“Life is a succession of lessons which must be lived to be understood.”
― Ralph Waldo Emerson

 

I do know that life is a series of experiences with lessons attached so I have learned to ask myself, “What am I supposed to be learning from this situation?” I have also been told that if I don’t learn the lesson on the first presentation, I will have ample opportunities to learn it again until I accept and master the lesson. Life is the teacher.

Right now I feel like the biggest and most valuable lessons are falling into my lap. It may be that I have gotten better at recognizing that it is a lesson or that I am more willing to embrace the opportunity to learn. However, each day has something to present to me and my life and its patterns are making more sense to me and I am having these Eureka! moments.

Ok, ok, ok. I know that this has something to do with age and perspective and cumulative experience. I am just relishing that joy in the discovery of wisdom that will make life more understandable to me.

At the same time as I am evolving and growing and making sense of my world. I recognize that I am also a product of my family. I would observe (as others have commented upon) that I am turning into my mother. I recently spent almost a full day sitting in a live auction enjoying the chance to learn about antiques and occasionally raise my paddle to place a bid. I was rewarded with a comment from the auctioneer that I had bid and won the best steal of the day. It would have pleased my mother greatly.
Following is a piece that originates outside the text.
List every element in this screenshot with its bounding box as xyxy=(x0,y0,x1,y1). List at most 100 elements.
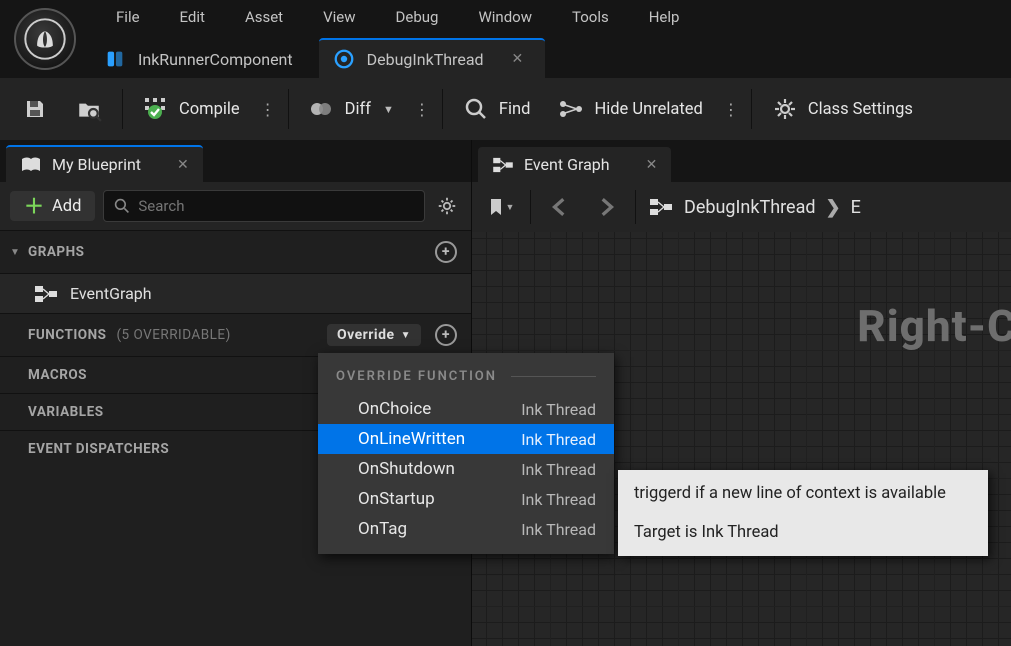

Since the year of living with my mother as her care taker and of her passing, I have touched every antique she collected, preserved, and lovingly documented. I now own a home purchased to house everything I inherited and have made a homestead in tribute to all the lessons my mother taught me about cooking, entertaining, gardening, decorating, home repair, and preserving history for its beauty. It is only in her absence that I really have stepped up and into her shoes. I was listening and observing, after all.

I am liking this time in my life when I have more behind me than in front of me and the hills that I climb in my life, at least metaphorically, aren’t as steep or as risky. I have a metaphorical-backpack filled with good lessons — and more keep raining down upon me.

• What from your parents and family is showing up in your life?

• What is the biggest and best lesson that you have encountered recently?

• Why do you like being the age you are right now?

 

Leslie

 

“I am not what happened to me, I am what I choose to become.”